José Antonio Roche fue un amigo entrañable. Compañero en la universidad. Hermano en la vida. Se fue y lo estaba esperando, lo sabía, y mucho me apena.
Estudioso y trabajador incansable. La vida le jugó una mala pasada, siendo tan joven, cuando aún le quedaba mucho para dar.
Recuerdo los días en la Facultad de Filología, donde hicimos juntos la licenciatura en periodismo. Los dos siempre estábamos corriendo. Y venía desde Sancti Spíritus, él de su trabajo, de casa de una tía, de una amiga, de cualquier parte.
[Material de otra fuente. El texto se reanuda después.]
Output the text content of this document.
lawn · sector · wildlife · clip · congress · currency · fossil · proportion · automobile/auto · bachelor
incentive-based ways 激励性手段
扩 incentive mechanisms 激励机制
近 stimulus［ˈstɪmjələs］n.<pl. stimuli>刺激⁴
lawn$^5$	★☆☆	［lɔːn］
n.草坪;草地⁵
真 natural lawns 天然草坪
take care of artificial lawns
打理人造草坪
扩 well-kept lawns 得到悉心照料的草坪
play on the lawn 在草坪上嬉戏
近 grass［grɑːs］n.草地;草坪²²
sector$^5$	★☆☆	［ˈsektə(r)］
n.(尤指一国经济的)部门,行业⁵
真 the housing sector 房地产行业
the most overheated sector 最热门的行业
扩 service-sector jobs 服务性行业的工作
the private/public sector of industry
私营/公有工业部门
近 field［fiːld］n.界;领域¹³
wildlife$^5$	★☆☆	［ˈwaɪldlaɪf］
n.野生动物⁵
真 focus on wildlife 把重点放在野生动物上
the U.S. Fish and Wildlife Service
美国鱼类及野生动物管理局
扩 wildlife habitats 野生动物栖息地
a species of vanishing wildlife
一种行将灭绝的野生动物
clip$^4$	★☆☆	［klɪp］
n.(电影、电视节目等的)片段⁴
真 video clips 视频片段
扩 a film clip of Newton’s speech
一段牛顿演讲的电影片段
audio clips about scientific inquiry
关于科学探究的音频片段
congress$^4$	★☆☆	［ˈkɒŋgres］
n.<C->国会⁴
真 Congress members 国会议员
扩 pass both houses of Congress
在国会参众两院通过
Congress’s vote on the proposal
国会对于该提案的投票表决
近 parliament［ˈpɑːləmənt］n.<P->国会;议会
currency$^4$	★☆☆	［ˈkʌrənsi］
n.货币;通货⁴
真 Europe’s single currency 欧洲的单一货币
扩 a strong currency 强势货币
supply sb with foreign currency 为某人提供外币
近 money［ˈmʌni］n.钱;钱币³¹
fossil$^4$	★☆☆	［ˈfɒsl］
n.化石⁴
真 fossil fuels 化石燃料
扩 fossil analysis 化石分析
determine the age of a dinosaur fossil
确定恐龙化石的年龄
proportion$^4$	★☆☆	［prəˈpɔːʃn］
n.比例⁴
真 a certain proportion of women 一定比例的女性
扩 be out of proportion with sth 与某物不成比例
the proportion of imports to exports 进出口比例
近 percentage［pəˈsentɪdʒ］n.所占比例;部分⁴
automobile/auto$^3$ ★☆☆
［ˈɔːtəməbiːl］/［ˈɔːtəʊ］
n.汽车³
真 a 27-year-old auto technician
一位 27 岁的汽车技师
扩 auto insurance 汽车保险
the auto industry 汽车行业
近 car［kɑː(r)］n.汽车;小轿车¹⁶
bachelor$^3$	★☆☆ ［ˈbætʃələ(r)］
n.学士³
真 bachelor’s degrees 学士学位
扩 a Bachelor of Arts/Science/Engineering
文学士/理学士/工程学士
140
Y repasábamos juntos los textos, a última hora. Muchas veces, fuimos hasta su casa de entonces, con otros compañeros también, y preparábamos un almuerzo rápido, ligero, para seguir estudiando contra el tiempo.
Y contra el tiempo vivió.
Quiero recordarlo aún saludable, o aparentemente saludable, corriendo detrás de mí en la subida de Bohemia, lanzándome aquel piropo cariñoso, el de siempre, el más amable y delicado de “siempre tan joven y bella”.
Se fue, y aunque su imagen se mantenga de cuando en cuando en la pantalla del Canal Habana, ya solo será su espíritu. A las comunicaciones y la telefonía también se le fue un amigo.